Sin embargo, si ganara Argentina, ganaría el relato y la
historia tendría colores. Primero porque
las gradas estarán mayormente pintadas de celeste y porque esa gente vive y
sobre todo sufre el fútbol.
Un triunfo
borraría de nuestras mentes lo desabrido de su juego que a ratos detiene tanto
el balón que uno queda mirando al árbitro por si pitó algo inexistente.
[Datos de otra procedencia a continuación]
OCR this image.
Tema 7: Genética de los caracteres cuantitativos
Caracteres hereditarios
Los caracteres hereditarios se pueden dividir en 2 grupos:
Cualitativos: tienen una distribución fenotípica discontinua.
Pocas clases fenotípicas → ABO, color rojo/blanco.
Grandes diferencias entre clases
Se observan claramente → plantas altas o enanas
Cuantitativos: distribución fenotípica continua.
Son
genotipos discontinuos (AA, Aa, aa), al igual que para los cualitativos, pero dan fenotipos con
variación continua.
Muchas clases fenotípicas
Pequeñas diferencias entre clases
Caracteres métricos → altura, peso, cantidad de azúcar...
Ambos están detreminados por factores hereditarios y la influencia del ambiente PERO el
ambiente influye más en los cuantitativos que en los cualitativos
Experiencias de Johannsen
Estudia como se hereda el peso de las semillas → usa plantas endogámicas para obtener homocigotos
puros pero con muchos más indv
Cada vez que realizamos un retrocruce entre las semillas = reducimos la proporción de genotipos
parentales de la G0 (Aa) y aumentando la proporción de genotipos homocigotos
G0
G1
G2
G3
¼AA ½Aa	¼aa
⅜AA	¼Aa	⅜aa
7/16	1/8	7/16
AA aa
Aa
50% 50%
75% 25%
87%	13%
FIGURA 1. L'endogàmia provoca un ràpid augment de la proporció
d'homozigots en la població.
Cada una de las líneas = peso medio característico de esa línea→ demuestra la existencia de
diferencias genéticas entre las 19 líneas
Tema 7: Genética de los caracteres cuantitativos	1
En realidad me gustaría que ganaran porque
saldrían libros y elegías deliciosos.
No soy de los que se sumerge en la rabia xenófoba contra los habitantes de ningún
país y su selección de fútbol por las marrumancias de unos cuantos fanáticos locales.
Me incomodan algunas muestras sobredimensionadas
y odiosas, pero para mí, encima de todo ese folclor enloquecido queda la
poesía.
Estuve escuchando el relato de algunos comentaristas
argentinos sobre la ronda de penales del último partido de semifinales – que a
la sazón había encontrado soporífero – pero que fue compensado por la emoción
de cada patada y parada.
En la ebullición del último penal pateado un narrador dice: “¡La fiera le rompió el arco. Argentina finalista
de la copa del Mundo. Se marchitan los tulipanes, se pasan los quesos, se va
pudriendo toda Holanda!”
Otro, desaforado y con lágrimas en la garganta gritó: “Estamos en la final de la Copa del Mundo. El
próximo domingo en el Maracaná, frente a los alemanes, 40 millones con la piel
de mondongo, 40 millones de gargantas malheridas, 40 millones como náufragos
abrazados en un mar de sudor, la puta que vale la pena estar vivo, 9 de julio,
Argentina hace historia sobre las cenizas de su propia historia, gracias a la
vida que me ha dado tanto”.
Jamás corearé el desafortunado pero pegajoso estribillo contra
Brasil, pero debo admitir que merecerían el triunfo solo por la hermosura del
trazo de las palabras, la emoción hecha historia y la historia que se recordará
por décadas.
Ya quiero que venga el domingo y que haga sol para llenar la copa del mundo de cervezas argentinas y alemanas.